Introduction

Ocular infections caused by Nocardia are rare. This organism is a Gram-positive, filamentous bacterium. Ocular Nocardia infections are usually considered refractory to conventional topical antibiotics, resulting in a protracted clinical course and progressive extension of the disease [1]. Denk et al. reported that amikacin might be the drug of choice for Nocardia keratitis. If proper therapy is initiated, Nocardia keratitis resolves with minimal scarring, with or without vascularization [2].

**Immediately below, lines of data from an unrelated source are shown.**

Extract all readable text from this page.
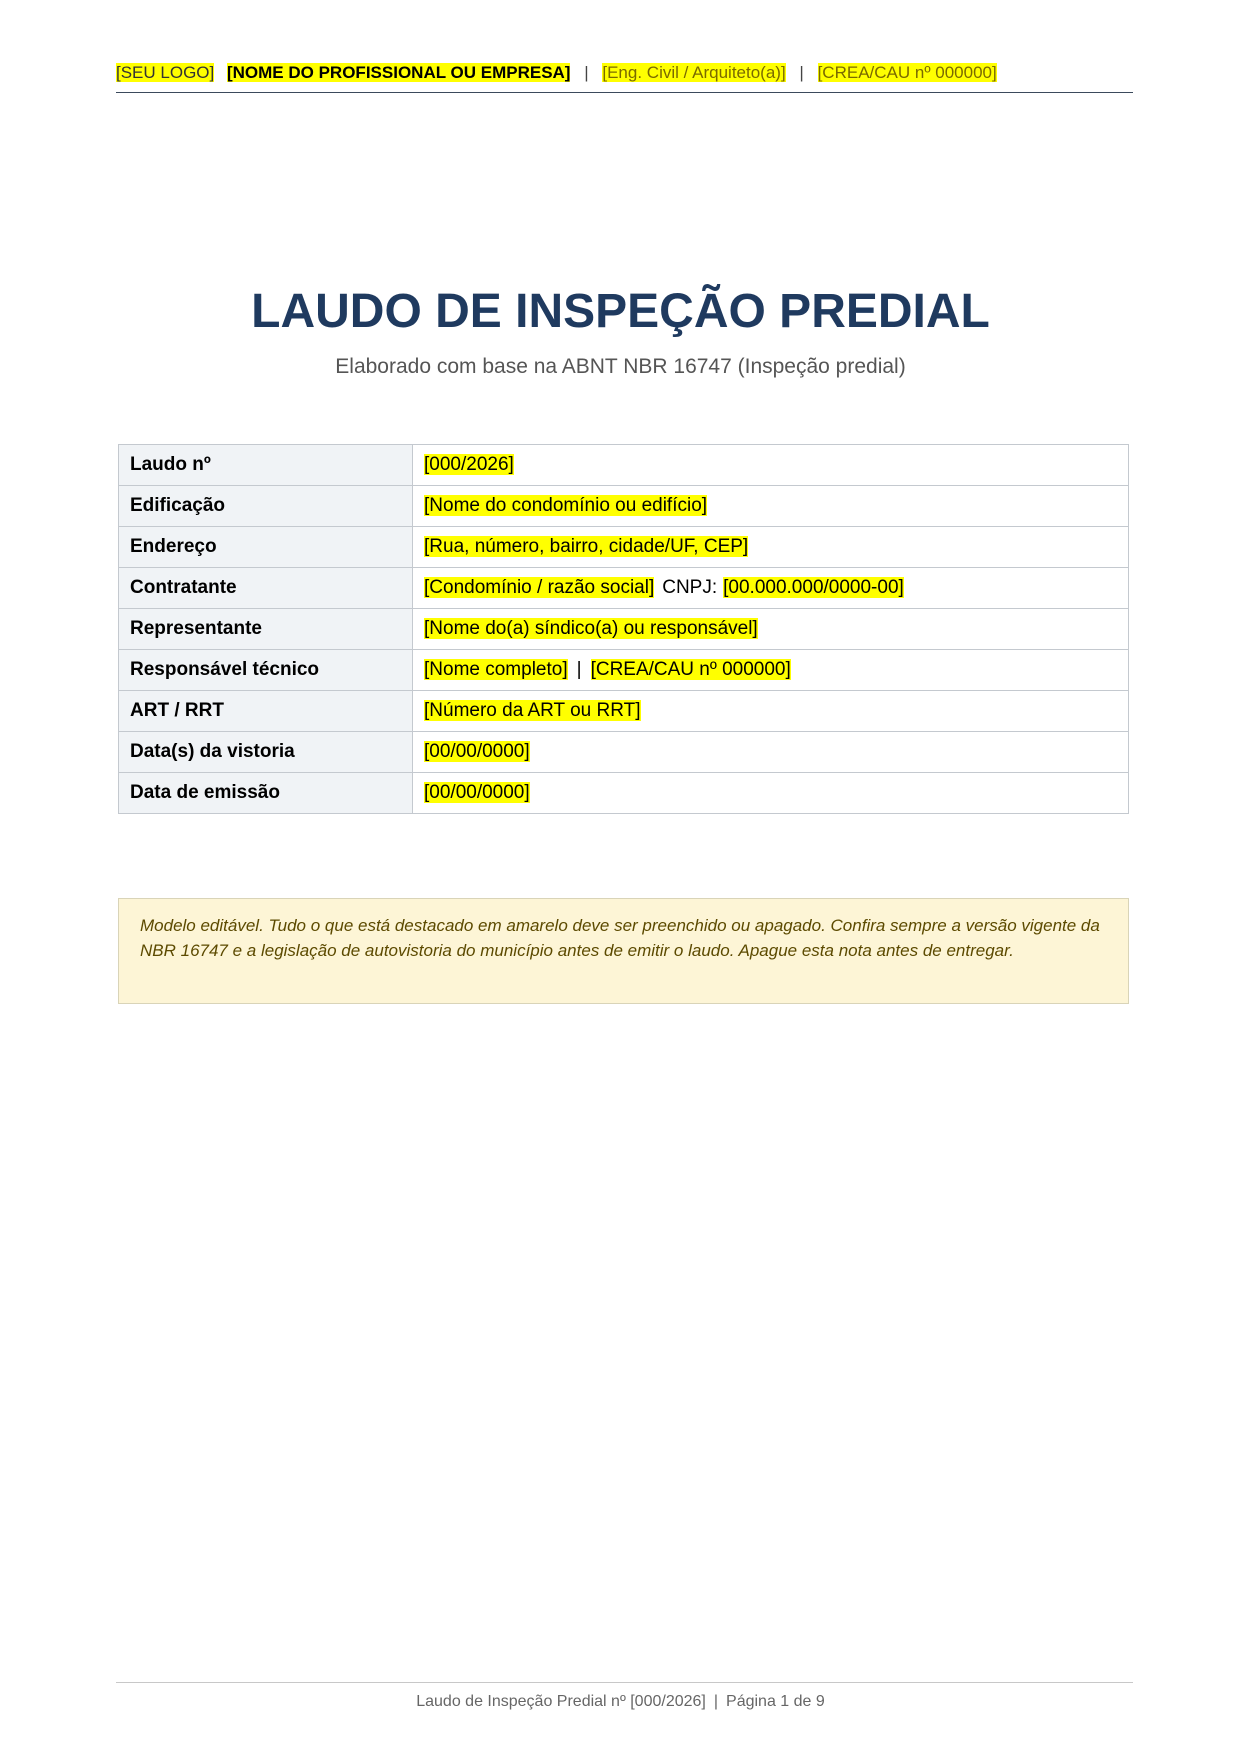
[SEU LOGO] [NOME DO PROFISSIONAL OU EMPRESA] | [Eng. Civil / Arquiteto(a)] | [CREA/CAU nº 000000]
LAUDO DE INSPEÇÃO PREDIAL
Elaborado com base na ABNT NBR 16747 (Inspeção predial)
Laudo nº	[000/2026]
Edificação	[Nome do condomínio ou edifício]
Endereço	[Rua, número, bairro, cidade/UF, CEP]
Contratante	[Condomínio / razão social] CNPJ: [00.000.000/0000-00]
Representante	[Nome do(a) síndico(a) ou responsável]
Responsável técnico	[Nome completo] | [CREA/CAU nº 000000]
ART / RRT	[Número da ART ou RRT]
Data(s) da vistoria	[00/00/0000]
Data de emissão	[00/00/0000]
Modelo editável. Tudo o que está destacado em amarelo deve ser preenchido ou apagado. Confira sempre a versão vigente da NBR 16747 e a legislação de autovistoria do município antes de emitir o laudo. Apague esta nota antes de entregar.
Laudo de Inspeção Predial nº [000/2026] | Página 1 de 9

The main indication for amniotic membrane transplantation (AMT) is ocular surface reconstruction in persistent epithelial defects such as noninfectious corneal ulcers [3]. AMT has also been used as an adjuvant treatment for infectious corneal ulcers [4]. This case report describes a patient with Nocardia corneal ulcer unresponsive to conventional topical medication that was successfully treated with AMT.

Case report

A 20-year-old man presented to the emergency room with left eye pain from 4 days ago. He did not have any history of trauma. The patient’s visual acuity in the affected eye was 20/40. His right eye was normal, and he was otherwise healthy. There were corneal edema and infiltration and an epithelial defect of 2 mm × 2 mm with ring-like superficial infiltrate in a wreath pattern (Fig. 1). Gram and Giemsa stains of corneal scrapings showed Gram-positive bacteria. Three days after plating, minute white colonies appeared along the culture streak on the blood agar plate. The organism was identified as Nocardia asteroids. In vitro antibiotic susceptibility testing performed in the Nocardia isolates from the patient revealed resistance to gentamicin, ciprofloxacin, and chloramphenicol, but sensitivity to amikacin. The patient was treated with fortified amikacin (20 mg/ml). Topical antibiotic was applied frequently for the first few days. Thereafter, multidrug therapy including 20% sulphacetamide, trimethoprim–sulfamethoxazole, and amikacin did not control the infection, and the keratitis progressed with epithelial defect, which extended to temporal limbus after 1 month (Fig. 2). Persistent epithelial defect (PED) with new zone of keratitis and vascularization occurred after 2 months (Fig. 3).We therefore considered AMT in addition to topical antibiotics. AMT was performed under topical anesthesia. The entire cornea, including the limbus, was covered with one layer of amniotic membrane, epithelial side-down, as a patch. After 1 week, there was some pain relief, and as soon as the membrane was largely dissolved, we removed the nylon sutures and looked for PED and persistent irregular epithelium. Keratitis decreased and PED resolved, but deep vascularization did not decrease, and corneal scar persisted (Fig. 4). Then we tapered topical antibiotic to two times daily over 2 months.

Fig. 1
figure 1

Patient presentation

Fig. 2
figure 2

Progressive keratitis after 1 month

Fig. 3
figure 3

New zone of keratitis after 2 months

Fig. 4
figure 4

Decreased keratitis after amniotic membrane transplantation

Discussion

Nocardia asteroides is a Gram-positive aerobic filamentous organism. The typical clinical picture described by various authors in Nocardia keratitis is a well-defined epithelial defect with scalloped margins. The stromal infiltrate has feathery margins with satellite lesions [5]. This typical appearance of Nocardia keratitis was seen in our patient as well. The average duration of treatment in patients with Nocardia keratitis is 31.2 days [6]. Perry et al. have inferred that the corneal Nocardiosis like our case is longer lasting, slowly progressive, and may present with PED [7]. However, Srinivasan and Sharma have described four patients of Nocardia keratitis healing in 7–10 days with topical 10% sodium sulphacetamide and ampicillin trihydrate [8]. In this case, our patient presented with non-healing keratitis with very prolonged clinical course, so we use adjuvant AMT.

The epithelial healing observed in our patient with AMT is consistent with reports for other corneal diseases. The amniotic membrane acts as a substrate for epithelial growth in vivo in case of PED [3]. A similar effect, with the promotion of epithelial growth, has been shown in vitro. It has also been reported that the amniotic basement membrane facilitates the migration of epithelial cells, strengthens the adhesion of basal epithelial cells, and promotes epithelial differentiation [9].

In this case, we covered the entire surface of the cornea with the amniotic membrane to optimize the limbal and corneal epithelial cell microenvironments. The “reservoir effect” of drug absorption, and the bandage properties are shared with AMT by hydrogel contact lenses [10]. In addition, AMT has anti-inflammatory or antiscarring capability, although vascularization and scaring did not decrease in this case. In conclusion, this case report for the first time indicates that AMT associated with topical amikacin application is safe for the treatment of severe Nocardia keratitis.